The first thing to note about this possibility is that there would likely be a waiting period after the Brexit vote. This is because other eurosceptic countries would want to see what happens to the UK, and what sort of trade deal they end up getting, before they have their own referendums. This would take a minimum of two years, but may take even longer. Canada initiated negotiations for a free trade agreement with the EU back in 2009, and it has still not been ratified.
Morgan Stanley maps out the 4 possible Europe wide repercussions in the chart below:
The absolute worst possible outcome is where Europe breaks up, and the euro itself ceases to exist, which is in the bottom left corner. In such a scenario, Morgan Stanley sees European markets falling as much as 25%-30%, and the euro weakening significantly. However, this is a worst-case scenario.
Morgan Stanley isn't alone warning about this possibility. Bond fund manager Jeffrey Gundlach, whose base-case scenario is for Britain to vote "remain," says that a "leave" vote would be "the beginning of the end of the euro zone."
The risk for Brexit emboldening euroscepticism is also very real — Pew Research found the unfavorability rating for the EU in multiple countries is already worryingly high.
France is especially problematic, given that it is the second largest economy in the EU. The other two big economies, Germany and Spain, are also essentially even in terms of favorability.
"The potential for additional referendums could be more disconcerting if it threw the notion of a unified European economy into doubt," Citigroup analyst Tobias Levkovich said. "In this respect, the Brexit vote itself is less important than a series of follow-on votes around the Continent."
Despite this, Pew did find that a very large majority, around 70%, of the overall EU population still believes that Brexit would be bad for the EU. People may disapprove of how the EU is doing right now, but that doesn’t necessarily mean they want to leave it just yet.
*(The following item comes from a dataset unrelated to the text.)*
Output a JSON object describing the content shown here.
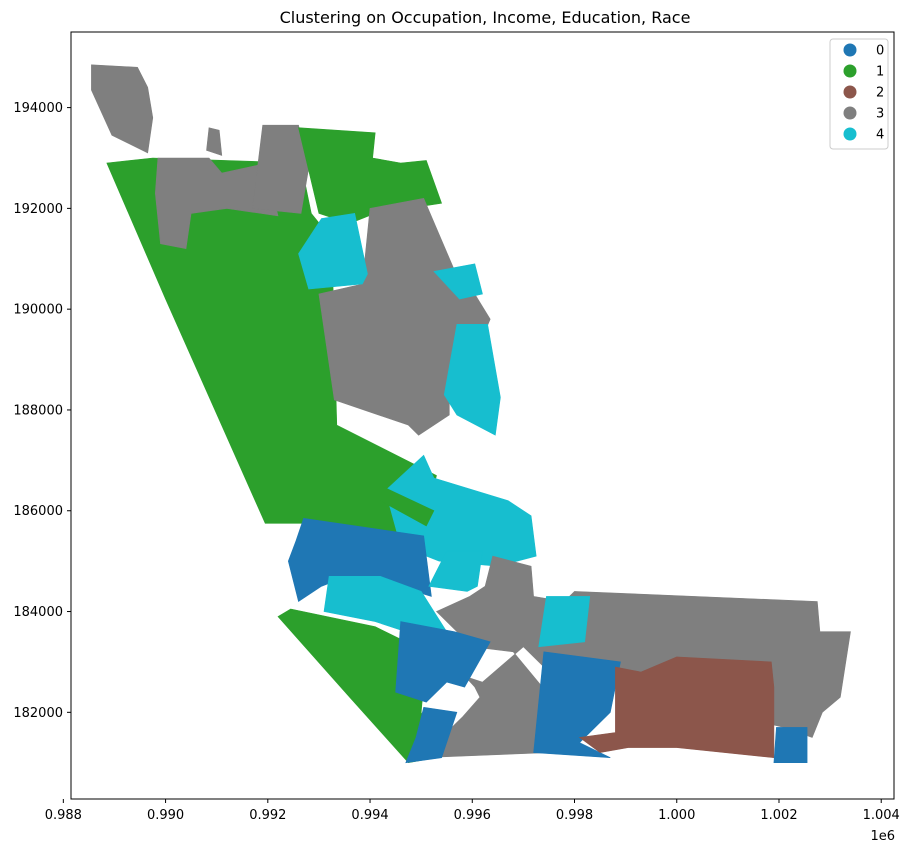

Given that actual referendums aren’t likely to take place until people see more the longer-term results of Brexit, tracking negative sentiment towards the EU over the coming months (regardless of which way the vote goes) is critical for all investors.
In fact, Levkovich believes increasing euroscepticism would likely be a big negative for American investor sentiment as well, even though the US’s direct sales exposure to Europe is not incredibly high.
So, while there are plenty of ways to downplay the Brexit vote, there seems to be no shortage of uncertainties that are being born out of it.